Das Wort Allgegenwart kommt nicht in der Bibel vor; und doch ist die Bibel von Anfang bis zu Ende von dem Gedanken durchdrungen, den dieses Wort zum Ausdruck bringt. Gottes Allgegenwart ergibt sich im Alten wie im Neuen Testament nicht nur aus dem Zusammenhang, sondern sie wird in vielen kraftvollen Stellen in nicht mißzuverstehender Weise gelehrt. Eine derselben ist so wohl bekannt und wird so oft angeführt, daß sie bei allen Christen fast zum Alltagswort geworden ist. Der hundertneununddreißigste Psalm wird durch die Furchtlosigkeit, die er zum Ausdruck bringt, sowie durch die Kühnheit und Schönheit seiner Sprache zu einer wahren Perle in der Schatzkammer des Christlichen Wissenschafters. Es erübrigt sich, weitere Beweise anzuführen, daß die Lehre von der Allgegenwart Gottes eine biblische Grundlage hat, denn über diesen Glaubenssatz ist sich sowohl die jüdische wie die christliche Welt einig. Die Menschen mögen über die Art und Weise, wie sich Gottes Allgegenwart kundtut, verschiedener Meinung sein; aber die eigentliche geistige Tatsache geben sie alle zu. Nun wird aber der Forscher finden, daß die Anschauungen sowohl der Juden wie der Christen in bezug auf die Frage, wie sich die Allgegenwart Gottes kundtut, äußerst unbestimmt sind; daß sie keine großen Anstrengungen gemacht haben, den Gegenstand wissenschaftlich zu erklären, sondern ihn als außerhalb des Bereiches der Wissenschaft gelegen betrachteten; daß man den praktischen Wert und die große Wichtigkeit dieser Lehre fürs tägliche Leben nie verstanden hat.

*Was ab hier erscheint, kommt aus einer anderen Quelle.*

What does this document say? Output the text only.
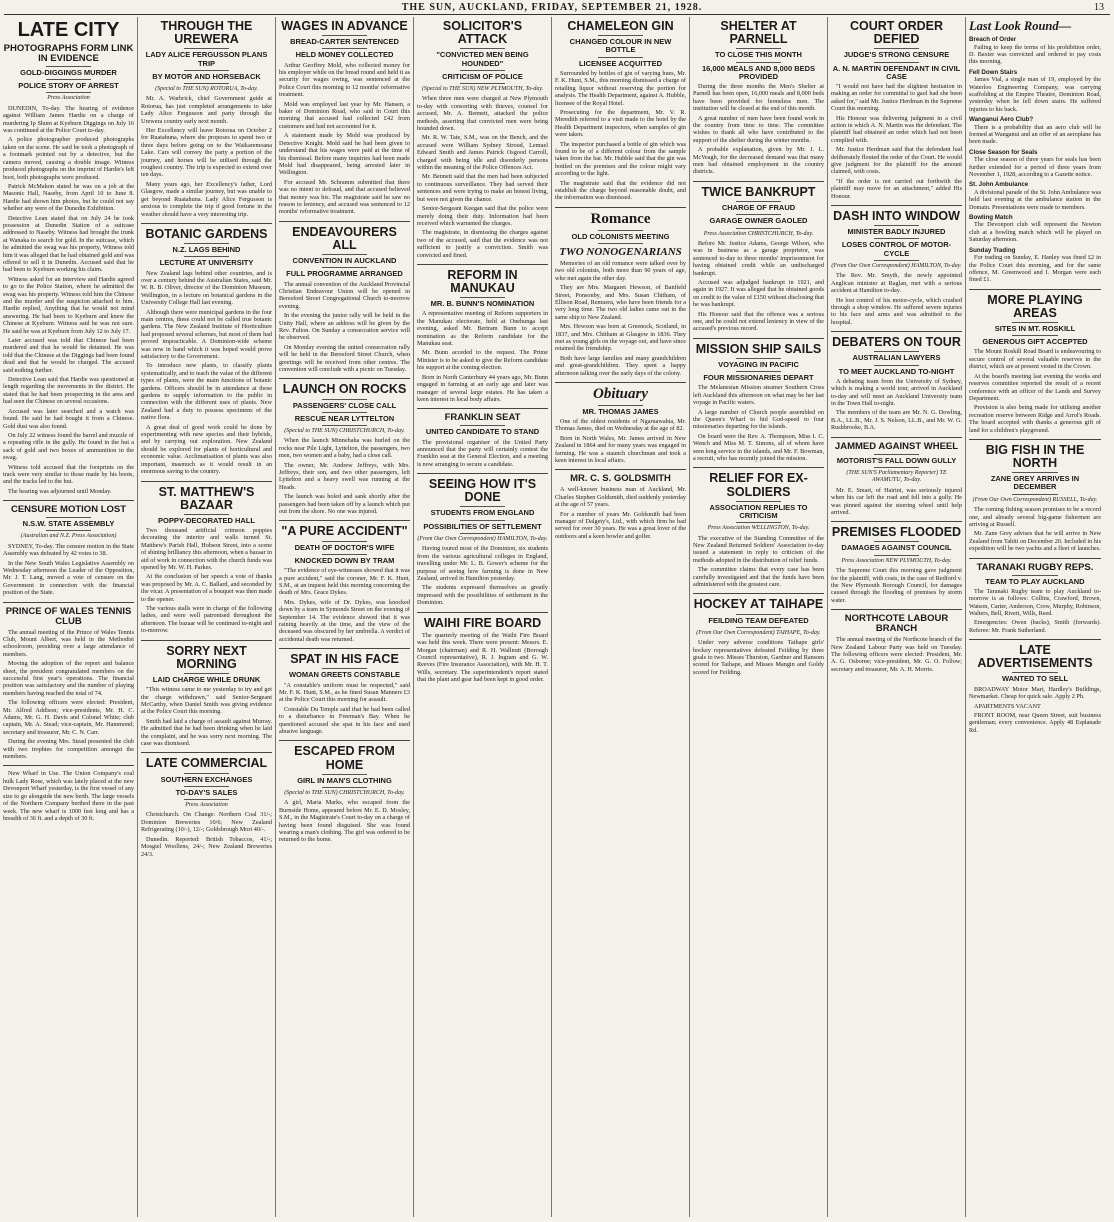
THE SUN, AUCKLAND, FRIDAY, SEPTEMBER 21, 1928.	13
LATE CITY
PHOTOGRAPHS FORM LINK IN EVIDENCE
GOLD-DIGGINGS MURDER
POLICE STORY OF ARREST
Press Association

DUNEDIN, To-day. The hearing of evidence against William James Hardie on a charge of murdering Ip Shum at Kyeburn Diggings on July 16 was continued at the Police Court to-day.

A police photographer produced photographs taken on the scene. He said he took a photograph of a footmark pointed out by a detective, but the camera moved, causing a double image. Witness produced photographs on the imprint of Hardie's left boot, both photographs were produced.

Patrick McMahon stated he was on a job at the Masonic Hall, Naseby, from April 10 to June 8. Hardie had shown him photos, but he could not say whether any were of the Dunedin Exhibition.

Detective Lean stated that on July 24 he took possession at Dunedin Station of a suitcase addressed to Naseby. Witness had brought the trunk at Wanaka to search for gold. In the suitcase, which he admitted the swag was his property, Witness told him it was alleged that he had obtained gold and was offered to sell it in Dunedin. Accused said that he had been to Kyeburn working his claim.

Witness asked for an interview and Hardie agreed to go to the Police Station, where he admitted the swag was his property. Witness told him the Chinese and the murder and the suspicion attached to him. Hardie replied, Anything that he would not mind answering. He had been to Kyeburn and knew the Chinese at Kyeburn. Witness said he was not sure. He said he was at Kyeburn from July 12 to July 17.

Later accused was told that Chinese had been murdered and that he would be detained. He was told that the Chinese at the Diggings had been found dead and that he would be charged. The accused said nothing further.

Detective Lean said that Hardie was questioned at length regarding the movements in the district. He stated that he had been prospecting in the area and had seen the Chinese on several occasions.

Accused was later searched and a watch was found. He said he had bought it from a Chinese. Gold dust was also found.

On July 22 witness found the barrel and muzzle of a repeating rifle in the gully. He found in the hut a sack of gold and two boxes of ammunition in the swag.

Witness told accused that the footprints on the track were very similar to those made by his boots, and the tracks led to the hut.

The hearing was adjourned until Monday.

CENSURE MOTION LOST
N.S.W. STATE ASSEMBLY
(Australian and N.Z. Press Association)

SYDNEY, To-day. The censure motion in the State Assembly was defeated by 42 votes to 38.

In the New South Wales Legislative Assembly on Wednesday afternoon the Leader of the Opposition, Mr. J. T. Lang, moved a vote of censure on the Government in connection with the financial position of the State.

PRINCE OF WALES TENNIS CLUB

The annual meeting of the Prince of Wales Tennis Club, Mount Albert, was held in the Methodist schoolroom, presiding over a large attendance of members.

Moving the adoption of the report and balance sheet, the president congratulated members on the successful first year's operations. The financial position was satisfactory and the number of playing members having reached the total of 74.

The following officers were elected: President, Mr. Alfred Addison; vice-presidents, Mr. H. C. Adams, Mr. G. H. Davis and Colonel White; club captain, Mr. A. Stead; vice-captain, Mr. Hammond; secretary and treasurer, Mr. C. N. Carr.

During the evening Mrs. Stead presented the club with two trophies for competition amongst the members.

New Wharf in Use. The Union Company's coal hulk Lady Rose, which was lately placed at the new Devonport Wharf yesterday, is the first vessel of any size to go alongside the new berth. The large vessels of the Northern Company berthed there in the past week. The new wharf is 1000 feet long and has a breadth of 36 ft. and a depth of 30 ft.

THROUGH THE UREWERA
LADY ALICE FERGUSSON PLANS TRIP
BY MOTOR AND HORSEBACK
(Special to THE SUN) ROTORUA, To-day.

Mr. A. Warbrick, chief Government guide at Rotorua, has just completed arrangements to take Lady Alice Fergusson and party through the Urewera country early next month.

Her Excellency will leave Rotorua on October 2 for Ruatahuna, where she proposes to spend two or three days before going on to the Waikaremoana Lake. Cars will convey the party a portion of the journey, and horses will be utilised through the roughest country. The trip is expected to extend over ten days.

Many years ago, her Excellency's father, Lord Glasgow, made a similar journey, but was unable to get beyond Ruatahuna. Lady Alice Fergusson is anxious to complete the trip if good fortune in the weather should have a very interesting trip.

BOTANIC GARDENS
N.Z. LAGS BEHIND
LECTURE AT UNIVERSITY

New Zealand lags behind other countries, and is over a century behind the Australian States, said Mr. W. R. B. Oliver, director of the Dominion Museum, Wellington, in a lecture on botanical gardens in the University College Hall last evening.

Although there were municipal gardens in the four main centres, these could not be called true botanic gardens. The New Zealand Institute of Horticulture had proposed several schemes, but most of them had proved impracticable. A Dominion-wide scheme was now in hand which it was hoped would prove satisfactory to the Government.

To introduce new plants, to classify plants systematically, and to teach the value of the different types of plants, were the main functions of botanic gardens. Officers should be in attendance at these gardens to supply information to the public in connection with the different uses of plants. New Zealand had a duty to possess specimens of the native flora.

A great deal of good work could be done by experimenting with new species and their hybrids, and by carrying out exploration. New Zealand should be explored for plants of horticultural and economic value. Acclimatisation of plants was also important, inasmuch as it would result in an enormous saving to the country.

ST. MATTHEW'S BAZAAR
POPPY-DECORATED HALL

Two thousand artificial crimson poppies decorating the interior and walls turned St. Matthew's Parish Hall, Hobson Street, into a scene of shining brilliancy this afternoon, when a bazaar in aid of work in connection with the church funds was opened by Mr. W. H. Parkes.

At the conclusion of her speech a vote of thanks was proposed by Mr. A. C. Ballard, and seconded by the vicar. A presentation of a bouquet was then made to the opener.

The various stalls were in charge of the following ladies, and were well patronised throughout the afternoon. The bazaar will be continued to-night and to-morrow.

SORRY NEXT MORNING
LAID CHARGE WHILE DRUNK

"This witness came to me yesterday to try and get the charge withdrawn," said Senior-Sergeant McCarthy, when Daniel Smith was giving evidence at the Police Court this morning.

Smith had laid a charge of assault against Murray. He admitted that he had been drinking when he laid the complaint, and he was sorry next morning. The case was dismissed.

LATE COMMERCIAL
SOUTHERN EXCHANGES
TO-DAY'S SALES
Press Association

Christchurch. On Change: Northern Coal 31/-; Dominion Breweries 10/6; New Zealand Refrigerating (10/-), 12/-; Goldsbrough Mort 40/-.

Dunedin. Reported: British Tobaccos, 41/-; Mosgiel Woollens, 24/-; New Zealand Breweries 24/3.

WAGES IN ADVANCE
BREAD-CARTER SENTENCED
HELD MONEY COLLECTED

Arthur Geoffrey Mold, who collected money for his employer while on the bread round and held it as security for wages owing, was sentenced at the Police Court this morning to 12 months' reformative treatment.

Mold was employed last year by Mr. Hansen, a baker of Dominion Road, who said in Court this morning that accused had collected £42 from customers and had not accounted for it.

A statement made by Mold was produced by Detective Knight. Mold said he had been given to understand that his wages were paid at the time of his dismissal. Before many inquiries had been made Mold had disappeared, being arrested later in Wellington.

For accused Mr. Schramm submitted that there was no intent to defraud, and that accused believed that money was his. The magistrate said he saw no reason to leniency, and accused was sentenced to 12 months' reformative treatment.

ENDEAVOURERS ALL
CONVENTION IN AUCKLAND
FULL PROGRAMME ARRANGED

The annual convention of the Auckland Provincial Christian Endeavour Union will be opened in Beresford Street Congregational Church to-morrow evening.

In the evening the junior rally will be held in the Unity Hall, where an address will be given by the Rev. Fulton. On Sunday a consecration service will be observed.

On Monday evening the united consecration rally will be held in the Beresford Street Church, when greetings will be received from other centres. The convention will conclude with a picnic on Tuesday.

LAUNCH ON ROCKS
PASSENGERS' CLOSE CALL
RESCUE NEAR LYTTELTON
(Special to THE SUN) CHRISTCHURCH, To-day.

When the launch Minnehaha was hurled on the rocks near Pile Light, Lyttelton, the passengers, two men, two women and a baby, had a close call.

The owner, Mr. Andrew Jeffreys, with Mrs. Jeffreys, their son, and two other passengers, left Lyttelton and a heavy swell was running at the Heads.

The launch was holed and sank shortly after the passengers had been taken off by a launch which put out from the shore. No one was injured.

"A PURE ACCIDENT"
DEATH OF DOCTOR'S WIFE
KNOCKED DOWN BY TRAM

"The evidence of eye-witnesses showed that it was a pure accident," said the coroner, Mr. F. K. Hunt, S.M., at an inquest held this morning concerning the death of Mrs. Grace Dykes.

Mrs. Dykes, wife of Dr. Dykes, was knocked down by a tram in Symonds Street on the evening of September 14. The evidence showed that it was raining heavily at the time, and the view of the deceased was obscured by her umbrella. A verdict of accidental death was returned.

SPAT IN HIS FACE
WOMAN GREETS CONSTABLE

"A constable's uniform must be respected," said Mr. F. K. Hunt, S.M., as he fined Susan Manners £3 at the Police Court this morning for assault.

Constable Du Temple said that he had been called to a disturbance in Freeman's Bay. When he questioned accused she spat in his face and used abusive language.

ESCAPED FROM HOME
GIRL IN MAN'S CLOTHING
(Special to THE SUN) CHRISTCHURCH, To-day.

A girl, Maria Marks, who escaped from the Burnside Home, appeared before Mr. E. D. Mosley, S.M., in the Magistrate's Court to-day on a charge of having been found disguised. She was found wearing a man's clothing. The girl was ordered to be returned to the home.

SOLICITOR'S ATTACK
"CONVICTED MEN BEING HOUNDED"
CRITICISM OF POLICE
(Special to THE SUN) NEW PLYMOUTH, To-day.

When three men were charged at New Plymouth to-day with consorting with thieves, counsel for accused, Mr. A. Bennett, attacked the police methods, asserting that convicted men were being hounded down.

Mr. R. W. Tate, S.M., was on the Bench, and the accused were William Sydney Stroud, Lemuel Edward Smith and James Patrick Osgood Carroll, charged with being idle and disorderly persons within the meaning of the Police Offences Act.

Mr. Bennett said that the men had been subjected to continuous surveillance. They had served their sentences and were trying to make an honest living, but were not given the chance.

Senior-Sergeant Keegan said that the police were merely doing their duty. Information had been received which warranted the charges.

The magistrate, in dismissing the charges against two of the accused, said that the evidence was not sufficient to justify a conviction. Smith was convicted and fined.

REFORM IN MANUKAU
MR. B. BUNN'S NOMINATION

A representative meeting of Reform supporters in the Manukau electorate, held at Onehunga last evening, asked Mr. Bertram Bunn to accept nomination as the Reform candidate for the Manukau seat.

Mr. Bunn acceded to the request. The Prime Minister is to be asked to give the Reform candidate his support at the coming election.

Born in North Canterbury 44 years ago, Mr. Bunn engaged in farming at an early age and later was manager of several large estates. He has taken a keen interest in local body affairs.

FRANKLIN SEAT
UNITED CANDIDATE TO STAND

The provisional organiser of the United Party announced that the party will certainly contest the Franklin seat at the General Election, and a meeting is now arranging to secure a candidate.

SEEING HOW IT'S DONE
STUDENTS FROM ENGLAND
POSSIBILITIES OF SETTLEMENT
(From Our Own Correspondent) HAMILTON, To-day.

Having toured most of the Dominion, six students from the various agricultural colleges in England, travelling under Mr. L. B. Gower's scheme for the purpose of seeing how farming is done in New Zealand, arrived in Hamilton yesterday.

The students expressed themselves as greatly impressed with the possibilities of settlement in the Dominion.

WAIHI FIRE BOARD

The quarterly meeting of the Waihi Fire Board was held this week. There were present: Messrs. E. Morgan (chairman) and R. H. Wallnutt (Borough Council representative), R. J. Ingram and G. W. Reeves (Fire Insurance Association), with Mr. H. T. Wills, secretary. The superintendent's report stated that the plant and gear had been kept in good order.

CHAMELEON GIN
CHANGED COLOUR IN NEW BOTTLE
LICENSEE ACQUITTED

Surrounded by bottles of gin of varying hues, Mr. F. K. Hunt, S.M., this morning dismissed a charge of retailing liquor without reserving the portion for analysis. The Health Department, against A. Hubble, licensee of the Royal Hotel.

Prosecuting for the department, Mr. V. R. Meredith referred to a visit made to the hotel by the Health Department inspectors, when samples of gin were taken.

The inspector purchased a bottle of gin which was found to be of a different colour from the sample taken from the bar. Mr. Hubble said that the gin was bottled on the premises and the colour might vary according to the light.

The magistrate said that the evidence did not establish the charge beyond reasonable doubt, and the information was dismissed.

Romance
OLD COLONISTS MEETING
TWO NONOGENARIANS

Memories of an old romance were talked over by two old colonists, both more than 90 years of age, who met again the other day.

They are Mrs. Margaret Hewson, of Banfield Street, Ponsonby, and Mrs. Susan Chitham, of Ellison Road, Remuera, who have been friends for a very long time. The two old ladies came out in the same ship to New Zealand.

Mrs. Hewson was born at Greenock, Scotland, in 1837, and Mrs. Chitham at Glasgow in 1836. They met as young girls on the voyage out, and have since retained the friendship.

Both have large families and many grandchildren and great-grandchildren. They spent a happy afternoon talking over the early days of the colony.

Obituary
MR. THOMAS JAMES

One of the oldest residents of Ngaruawahia, Mr. Thomas James, died on Wednesday at the age of 82.

Born in North Wales, Mr. James arrived in New Zealand in 1864 and for many years was engaged in farming. He was a staunch churchman and took a keen interest in local affairs.

MR. C. S. GOLDSMITH

A well-known business man of Auckland, Mr. Charles Stephen Goldsmith, died suddenly yesterday at the age of 57 years.

For a number of years Mr. Goldsmith had been manager of Dalgety's, Ltd., with which firm he had served for over 30 years. He was a great lover of the outdoors and a keen bowler and golfer.

SHELTER AT PARNELL
TO CLOSE THIS MONTH
16,000 MEALS AND 8,000 BEDS PROVIDED

During the three months the Men's Shelter at Parnell has been open, 16,000 meals and 8,000 beds have been provided for homeless men. The institution will be closed at the end of this month.

A great number of men have been found work in the country from time to time. The committee wishes to thank all who have contributed to the support of the shelter during the winter months.

A probable explanation, given by Mr. J. L. McVeagh, for the decreased demand was that many men had obtained employment in the country districts.

TWICE BANKRUPT
CHARGE OF FRAUD
GARAGE OWNER GAOLED
Press Association CHRISTCHURCH, To-day.

Before Mr. Justice Adams, George Wilson, who was in business as a garage proprietor, was sentenced to-day to three months' imprisonment for having obtained credit while an undischarged bankrupt.

Accused was adjudged bankrupt in 1921, and again in 1927. It was alleged that he obtained goods on credit to the value of £150 without disclosing that he was bankrupt.

His Honour said that the offence was a serious one, and he could not extend leniency in view of the accused's previous record.

MISSION SHIP SAILS
VOYAGING IN PACIFIC
FOUR MISSIONARIES DEPART

The Melanesian Mission steamer Southern Cross left Auckland this afternoon on what may be her last voyage in Pacific waters.

A large number of Church people assembled on the Queen's Wharf to bid God-speed to four missionaries departing for the islands.

On board were the Rev. A. Thompson, Miss I. C. Wench and Miss M. T. Simons, all of whom have seen long service in the islands, and Mr. F. Bowman, a recruit, who has recently joined the mission.

RELIEF FOR EX-SOLDIERS
ASSOCIATION REPLIES TO CRITICISM
Press Association WELLINGTON, To-day.

The executive of the Standing Committee of the New Zealand Returned Soldiers' Association to-day issued a statement in reply to criticism of the methods adopted in the distribution of relief funds.

The committee claims that every case has been carefully investigated and that the funds have been administered with the greatest care.

HOCKEY AT TAIHAPE
FEILDING TEAM DEFEATED
(From Our Own Correspondent) TAIHAPE, To-day.

Under very adverse conditions Taihape girls' hockey representatives defeated Feilding by three goals to two. Misses Thurston, Gardner and Ransom scored for Taihape, and Misses Mangin and Goldy scored for Feilding.

COURT ORDER DEFIED
JUDGE'S STRONG CENSURE
A. N. MARTIN DEFENDANT IN CIVIL CASE

"I would not have had the slightest hesitation in making an order for committal to gaol had she been asked for," said Mr. Justice Herdman in the Supreme Court this morning.

His Honour was delivering judgment in a civil action in which A. N. Martin was the defendant. The plaintiff had obtained an order which had not been complied with.

Mr. Justice Herdman said that the defendant had deliberately flouted the order of the Court. He would give judgment for the plaintiff for the amount claimed, with costs.

"If the order is not carried out forthwith the plaintiff may move for an attachment," added His Honour.

DASH INTO WINDOW
MINISTER BADLY INJURED
LOSES CONTROL OF MOTOR-CYCLE
(From Our Own Correspondent) HAMILTON, To-day.

The Rev. Mr. Smyth, the newly appointed Anglican minister at Raglan, met with a serious accident at Hamilton to-day.

He lost control of his motor-cycle, which crashed through a shop window. He suffered severe injuries to his face and arms and was admitted to the hospital.

DEBATERS ON TOUR
AUSTRALIAN LAWYERS
TO MEET AUCKLAND TO-NIGHT

A debating team from the University of Sydney, which is making a world tour, arrived in Auckland to-day and will meet an Auckland University team in the Town Hall to-night.

The members of the team are Mr. N. G. Dowling, B.A., LL.B., Mr. J. S. Nelson, LL.B., and Mr. W. G. Rushbrooke, B.A.

JAMMED AGAINST WHEEL
MOTORIST'S FALL DOWN GULLY
(THE SUN'S Parliamentary Reporter) TE AWAMUTU, To-day.

Mr. E. Smart, of Hairini, was seriously injured when his car left the road and fell into a gully. He was pinned against the steering wheel until help arrived.

PREMISES FLOODED
DAMAGES AGAINST COUNCIL
Press Association NEW PLYMOUTH, To-day.

The Supreme Court this morning gave judgment for the plaintiff, with costs, in the case of Redford v. the New Plymouth Borough Council, for damages caused through the flooding of premises by storm water.

NORTHCOTE LABOUR BRANCH

The annual meeting of the Northcote branch of the New Zealand Labour Party was held on Tuesday. The following officers were elected: President, Mr. A. G. Osborne; vice-president, Mr. G. O. Follow; secretary and treasurer, Mr. A. H. Morris.

Last Look Round—
Breach of Order

Failing to keep the terms of his prohibition order, D. Baxter was convicted and ordered to pay costs this morning.

Fell Down Stairs

James Vial, a single man of 19, employed by the Waterloo Engineering Company, was carrying scaffolding at the Empire Theatre, Dominion Road, yesterday when he fell down stairs. He suffered injuries to his back.

Wanganui Aero Club?

There is a probability that an aero club will be formed at Wanganui and an offer of an aeroplane has been made.

Close Season for Seals

The close season of three years for seals has been further extended for a period of three years from November 1, 1928, according to a Gazette notice.

St. John Ambulance

A divisional parade of the St. John Ambulance was held last evening at the ambulance station in the Domain. Presentations were made to members.

Bowling Match

The Devonport club will represent the Newton club at a bowling match which will be played on Saturday afternoon.

Sunday Trading

For trading on Sunday, E. Hanley was fined £2 in the Police Court this morning, and for the same offence, M. Greenwood and I. Morgan were each fined £1.

MORE PLAYING AREAS
SITES IN MT. ROSKILL
GENEROUS GIFT ACCEPTED

The Mount Roskill Road Board is endeavouring to secure control of several valuable reserves in the district, which are at present vested in the Crown.

At the board's meeting last evening the works and reserves committee reported the result of a recent conference with an officer of the Lands and Survey Department.

Provision is also being made for utilising another recreation reserve between Ridge and Arrol's Roads. The board accepted with thanks a generous gift of land for a children's playground.

BIG FISH IN THE NORTH
ZANE GREY ARRIVES IN DECEMBER
(From Our Own Correspondent) RUSSELL, To-day.

The coming fishing season promises to be a record one, and already several big-game fishermen are arriving at Russell.

Mr. Zane Grey advises that he will arrive in New Zealand from Tahiti on December 20. Included in his expedition will be two yachts and a fleet of launches.

TARANAKI RUGBY REPS.
TEAM TO PLAY AUCKLAND

The Taranaki Rugby team to play Auckland to-morrow is as follows: Collins, Crawford, Brown, Watson, Carter, Anderson, Crow, Murphy, Robinson, Walters, Bell, Rivett, Wills, Reed.

Emergencies: Owen (backs), Smith (forwards). Referee: Mr. Frank Sutherland.

LATE ADVERTISEMENTS
WANTED TO SELL

BROADWAY Motor Mart, Hardley's Buildings, Newmarket. Cheap for quick sale. Apply 2 Ph.

APARTMENTS VACANT

FRONT ROOM, near Queen Street, suit business gentleman; every convenience. Apply 48 Esplanade Rd.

Mrs. Eddy erkannte vermöge ihres klaren geistigen Blicks den großen praktischen Wert, ja die absolute Notwendigkeit einer anwendbaren Erkenntnis dieses Glaubensartikels, weshalb sie ihn auch in „Wissenschaft und Gesundheit mit Schlüssel zur Heiligen Schrift“ und in ihren anderen Schriften so klar darlegte, daß er fürs tägliche Leben wahren Wert erhielt. Dies ist eins der vielen Einzelheiten in ihrer umfangreichen Tätigkeit, die die Christlichen Wissenschafter mit tiefgefühltem Dank und stets wachsender Anerkennung erfüllen. Ihre geduldigen wissenschaftlichen Erklärungen und Demonstrationen waren es, die es den Christlichen Wissenschaftern jetzt möglich machen, eine einigermaßen klare Einsicht in einen Gegenstand zu bekommen, der für sie nicht viel mehr bedeutete als eine unklare, unerklärte, theologische Theorie, und zu beweisen, daß er eine praktische Möglichkeit fürs tägliche Leben ist. Dadurch wird diese Lehre von dem befreit, „was in weiter Ferne liegt,“ wie es im „Verlorenen Paradies“ in der Ermahnung heißt, die die himmlische Weisheit durch den Mund des Engels dem aus Eden vertriebenen Menschenpaar gab:
Nicht das Erforschen dessen, was in weiter Ferne liegt,
Was dunkel ist, spitzfindig, klug erdacht;
Nein, das Erkennen dessen, was man nahe vor sich sieht,
Ist wahre Weisheit.
Es ist stets ratsam, die Betrachtung eines wichtigen Gegenstandes mit einer genauen, zuverlässigen Begriffsbestimmung zu beginnen, wenn eine solche vorhanden ist. Man hat dann eine feste Grundlage, auf der man den Oberbau des Denkens errichten kann. Eine solche Begriffsbestimmung hat unsere verehrte Führerin ihren Schülern gegeben. Auf Seite 102 von „Miscellaneous Writings“ sagt sie: „Die Wissenschaft bestimmt Allgegenwart als Allumfassenheit, als das, was die Gegenwart des Bösen ausschließt. Diese Wahrheit vernichtet das Zeugnis der Sinne, welches sagt, die Sünde sei eine böse Macht und Substanz sei vergänglich.“ Im Lichte einer solchen klaren, umfassenden Begriffsbestimmung kann der Schüler der Entfaltung dieses Gegenstandes in ihrer praktischen Beziehung zum täglichen Leben und in ihrer Anwendung auf dasselbe getrost entgegensehen.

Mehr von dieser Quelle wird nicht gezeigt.